Poetry Friday - A review of Swan Song

When I was still quite young, I read about the dodo bird, a flightless bird that was so tame that humans were able to come right up to it. Needless to say, the humans took advantage of the situation, killed the dodos for their meat, and the birds were wiped out. Not long after reading about the bird, I saw a model of a dodo in a museum, and my heart went out to the poor funny looking creature. How sad it was that I would never get the opportunity to see one in the flesh, or even see a photo of one. Ever since that day, I have tried to do what I could to protect threatened animal and plant species so that they don't disappear.

In today's poetry title you will get to meet the dodo and several other species that are no longer with us. I am sure the poems will move and inspire you.

Swan Song:
J. Patrick Lewis
Illustrated by Christopher Wormell
Poetry Picture Book
For ages 7 to 12
Creative Editions, 2003, 978-1-56846-175-5
There are millions of species of animals living on Earth. This may make many people feel that we are lucky, that we are rich in natural wonders, but the truth is that these animals are only a small fraction of the animal species that have inhabited our planet. “More than ninety-nine of all species that have ever lived are now extinct.” Many of these absent creatures were dinosaurs, animals who disappeared due to changes that took place on Earth long ago. However, many other species have vanished more recently, and they have done so because of us.
   This collection of poems is about some of the “recently departed” animal species. The poems serve as an epitaph for twenty extinct animals, and they also serve as a warning. We need to remember the species that are gone, so that we can protect the species of the present.
   Often considered the poster child of extinct animals, the dodo was a flightless bird that lived in an environment where they had no enemies, and who therefore had no fears. Then humans arrived, who hunted the dodo and thus the poor dodo “ceased to be.”
   Great Auks where another species of flightless bird who also had the unfortunate tendency not to fear the humans who came to their island homes.
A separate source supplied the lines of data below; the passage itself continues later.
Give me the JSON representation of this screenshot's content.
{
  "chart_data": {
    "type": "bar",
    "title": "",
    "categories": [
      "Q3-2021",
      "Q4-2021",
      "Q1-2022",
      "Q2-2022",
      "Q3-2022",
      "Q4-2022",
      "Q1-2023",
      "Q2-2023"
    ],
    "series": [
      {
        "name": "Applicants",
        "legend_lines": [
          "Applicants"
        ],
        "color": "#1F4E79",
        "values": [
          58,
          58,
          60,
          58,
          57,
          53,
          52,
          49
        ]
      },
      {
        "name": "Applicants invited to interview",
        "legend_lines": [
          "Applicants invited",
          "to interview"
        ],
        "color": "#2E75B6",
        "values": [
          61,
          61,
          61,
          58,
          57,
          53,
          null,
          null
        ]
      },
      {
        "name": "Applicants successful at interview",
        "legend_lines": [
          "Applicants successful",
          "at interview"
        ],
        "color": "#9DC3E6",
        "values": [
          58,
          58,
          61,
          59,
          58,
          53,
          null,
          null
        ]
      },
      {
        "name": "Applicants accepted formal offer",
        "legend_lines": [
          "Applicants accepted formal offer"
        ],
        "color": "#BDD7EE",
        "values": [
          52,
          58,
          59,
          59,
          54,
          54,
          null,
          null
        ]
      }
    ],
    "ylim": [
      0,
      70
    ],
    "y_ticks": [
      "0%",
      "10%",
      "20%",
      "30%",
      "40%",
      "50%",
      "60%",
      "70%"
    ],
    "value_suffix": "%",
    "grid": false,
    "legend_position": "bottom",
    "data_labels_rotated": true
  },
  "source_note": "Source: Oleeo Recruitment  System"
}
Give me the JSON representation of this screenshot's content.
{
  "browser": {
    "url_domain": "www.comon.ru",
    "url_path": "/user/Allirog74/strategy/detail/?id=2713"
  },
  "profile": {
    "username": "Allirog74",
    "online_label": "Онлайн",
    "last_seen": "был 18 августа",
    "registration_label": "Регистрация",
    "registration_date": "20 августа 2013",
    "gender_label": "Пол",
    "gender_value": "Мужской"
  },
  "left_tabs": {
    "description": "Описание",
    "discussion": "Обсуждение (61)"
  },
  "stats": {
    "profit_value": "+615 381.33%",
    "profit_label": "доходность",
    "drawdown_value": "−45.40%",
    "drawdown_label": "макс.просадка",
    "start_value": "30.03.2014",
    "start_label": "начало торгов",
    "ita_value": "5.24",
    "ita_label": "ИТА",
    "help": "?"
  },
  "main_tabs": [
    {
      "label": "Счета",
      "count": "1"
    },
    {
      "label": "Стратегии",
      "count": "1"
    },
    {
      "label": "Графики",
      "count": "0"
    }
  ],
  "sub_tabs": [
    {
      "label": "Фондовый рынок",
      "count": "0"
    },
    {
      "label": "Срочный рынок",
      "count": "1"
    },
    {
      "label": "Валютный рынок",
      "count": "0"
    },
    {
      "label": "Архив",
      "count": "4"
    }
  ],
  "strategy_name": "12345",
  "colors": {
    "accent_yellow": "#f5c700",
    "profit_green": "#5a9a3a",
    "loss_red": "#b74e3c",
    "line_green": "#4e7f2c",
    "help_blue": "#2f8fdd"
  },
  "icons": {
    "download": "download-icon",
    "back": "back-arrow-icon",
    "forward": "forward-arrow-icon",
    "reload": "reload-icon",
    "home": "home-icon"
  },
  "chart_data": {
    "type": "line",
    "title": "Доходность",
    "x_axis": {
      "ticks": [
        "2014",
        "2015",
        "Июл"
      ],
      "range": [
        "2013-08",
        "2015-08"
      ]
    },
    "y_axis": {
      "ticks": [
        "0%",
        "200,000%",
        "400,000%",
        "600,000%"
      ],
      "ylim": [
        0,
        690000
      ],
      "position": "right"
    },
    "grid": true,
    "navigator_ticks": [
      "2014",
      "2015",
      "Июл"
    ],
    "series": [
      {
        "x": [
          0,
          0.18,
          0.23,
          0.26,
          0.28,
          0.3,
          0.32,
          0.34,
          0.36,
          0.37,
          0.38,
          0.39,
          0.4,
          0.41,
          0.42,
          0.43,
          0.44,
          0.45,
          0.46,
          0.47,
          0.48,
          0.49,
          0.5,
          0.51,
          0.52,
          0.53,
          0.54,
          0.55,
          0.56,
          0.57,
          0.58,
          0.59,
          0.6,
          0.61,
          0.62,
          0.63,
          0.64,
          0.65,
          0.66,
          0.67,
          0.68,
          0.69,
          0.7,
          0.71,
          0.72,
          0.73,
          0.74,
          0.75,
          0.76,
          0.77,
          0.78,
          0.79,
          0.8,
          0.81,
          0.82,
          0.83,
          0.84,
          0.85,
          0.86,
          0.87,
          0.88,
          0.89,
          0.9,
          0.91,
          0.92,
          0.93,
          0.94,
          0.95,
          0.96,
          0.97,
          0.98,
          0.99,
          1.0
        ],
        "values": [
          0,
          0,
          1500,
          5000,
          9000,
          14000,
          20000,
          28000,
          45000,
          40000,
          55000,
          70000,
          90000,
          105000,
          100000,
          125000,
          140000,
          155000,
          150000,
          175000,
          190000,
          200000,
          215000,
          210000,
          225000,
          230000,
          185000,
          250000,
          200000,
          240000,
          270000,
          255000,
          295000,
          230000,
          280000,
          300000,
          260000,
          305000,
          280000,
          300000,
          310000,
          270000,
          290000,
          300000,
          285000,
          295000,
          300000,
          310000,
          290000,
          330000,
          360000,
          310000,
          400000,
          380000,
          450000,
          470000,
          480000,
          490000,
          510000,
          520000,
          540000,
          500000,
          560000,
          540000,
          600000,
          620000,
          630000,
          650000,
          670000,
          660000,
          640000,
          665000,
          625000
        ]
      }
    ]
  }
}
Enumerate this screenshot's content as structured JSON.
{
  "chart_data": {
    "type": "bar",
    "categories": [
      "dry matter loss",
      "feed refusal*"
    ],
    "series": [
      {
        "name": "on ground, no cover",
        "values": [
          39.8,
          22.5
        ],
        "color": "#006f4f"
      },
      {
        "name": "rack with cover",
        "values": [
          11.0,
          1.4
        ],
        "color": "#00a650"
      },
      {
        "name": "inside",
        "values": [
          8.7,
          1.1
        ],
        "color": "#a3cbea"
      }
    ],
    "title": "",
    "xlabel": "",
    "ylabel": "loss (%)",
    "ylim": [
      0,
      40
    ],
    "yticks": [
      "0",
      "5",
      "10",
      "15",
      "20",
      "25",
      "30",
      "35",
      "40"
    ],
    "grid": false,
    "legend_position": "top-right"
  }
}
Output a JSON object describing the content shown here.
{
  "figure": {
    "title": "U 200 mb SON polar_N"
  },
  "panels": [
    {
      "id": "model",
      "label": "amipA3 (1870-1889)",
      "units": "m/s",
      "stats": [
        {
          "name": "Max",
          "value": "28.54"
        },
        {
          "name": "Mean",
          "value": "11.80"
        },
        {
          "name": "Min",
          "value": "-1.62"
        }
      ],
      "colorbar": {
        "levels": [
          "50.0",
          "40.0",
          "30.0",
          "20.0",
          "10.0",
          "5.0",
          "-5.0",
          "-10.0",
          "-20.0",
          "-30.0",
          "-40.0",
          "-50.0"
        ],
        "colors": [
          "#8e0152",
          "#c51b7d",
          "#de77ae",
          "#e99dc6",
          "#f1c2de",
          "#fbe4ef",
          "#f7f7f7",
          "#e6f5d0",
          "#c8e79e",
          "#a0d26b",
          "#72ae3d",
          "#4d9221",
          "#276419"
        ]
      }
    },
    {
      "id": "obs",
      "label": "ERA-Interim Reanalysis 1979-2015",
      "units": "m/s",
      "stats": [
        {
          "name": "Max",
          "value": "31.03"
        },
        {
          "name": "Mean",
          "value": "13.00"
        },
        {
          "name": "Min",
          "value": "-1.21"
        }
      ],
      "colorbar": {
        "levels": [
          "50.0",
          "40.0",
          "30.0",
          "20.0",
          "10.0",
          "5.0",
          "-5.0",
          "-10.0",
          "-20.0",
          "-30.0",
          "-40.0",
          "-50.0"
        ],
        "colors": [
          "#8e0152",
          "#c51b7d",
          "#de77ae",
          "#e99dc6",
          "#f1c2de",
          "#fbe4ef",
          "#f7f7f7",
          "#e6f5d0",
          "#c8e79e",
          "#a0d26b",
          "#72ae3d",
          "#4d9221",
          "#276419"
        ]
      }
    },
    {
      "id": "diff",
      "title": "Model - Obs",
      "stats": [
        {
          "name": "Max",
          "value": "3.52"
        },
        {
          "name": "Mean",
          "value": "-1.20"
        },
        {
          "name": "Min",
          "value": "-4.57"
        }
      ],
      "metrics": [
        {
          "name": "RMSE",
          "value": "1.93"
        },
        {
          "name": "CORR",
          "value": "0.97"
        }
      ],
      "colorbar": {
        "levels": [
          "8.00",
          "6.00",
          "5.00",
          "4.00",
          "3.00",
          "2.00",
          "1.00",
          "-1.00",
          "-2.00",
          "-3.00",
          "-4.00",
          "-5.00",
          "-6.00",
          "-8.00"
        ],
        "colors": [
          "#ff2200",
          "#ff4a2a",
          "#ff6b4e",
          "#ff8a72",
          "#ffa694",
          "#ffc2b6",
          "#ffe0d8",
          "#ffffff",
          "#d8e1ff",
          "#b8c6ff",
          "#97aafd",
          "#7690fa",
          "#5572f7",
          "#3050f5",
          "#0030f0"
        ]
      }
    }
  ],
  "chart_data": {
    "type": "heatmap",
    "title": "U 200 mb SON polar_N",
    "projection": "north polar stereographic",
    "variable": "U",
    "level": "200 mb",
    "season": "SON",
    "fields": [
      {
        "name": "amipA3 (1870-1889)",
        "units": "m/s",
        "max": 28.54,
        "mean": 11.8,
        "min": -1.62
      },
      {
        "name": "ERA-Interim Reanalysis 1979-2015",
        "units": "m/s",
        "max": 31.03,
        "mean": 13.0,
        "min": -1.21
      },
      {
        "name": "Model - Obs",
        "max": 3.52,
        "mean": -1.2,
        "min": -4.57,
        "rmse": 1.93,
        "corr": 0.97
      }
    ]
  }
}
They too paid the ultimate price, providing hunters with feathers for eiderdown and meat for the table.
   In 1937, many momentous events took place that attracted a lot of attention in the media. The Hindenburg crashed, Amelia Earhart disappeared, Japan declared war on China, and Hitler announced that God was his “friend and ally.” People all over the world mourned and worried as they read the articles, but few of them grieved over the article that announced that the last Bali Tiger was dead. She had died without anyone mourning her loss.
   In his rich and powerful poems, Patrick J. Lewis beautifully captures the loss that we should all feel when we consider how many animal species have gone extinct because of human greed and thoughtlessness.
   At the back of the book readers will find further information about the animal species mentioned in the poems. 

1 comment:

readingwithrhythm said...

This looks like a really special book. Thanks for sharing it. I will be looking for this one.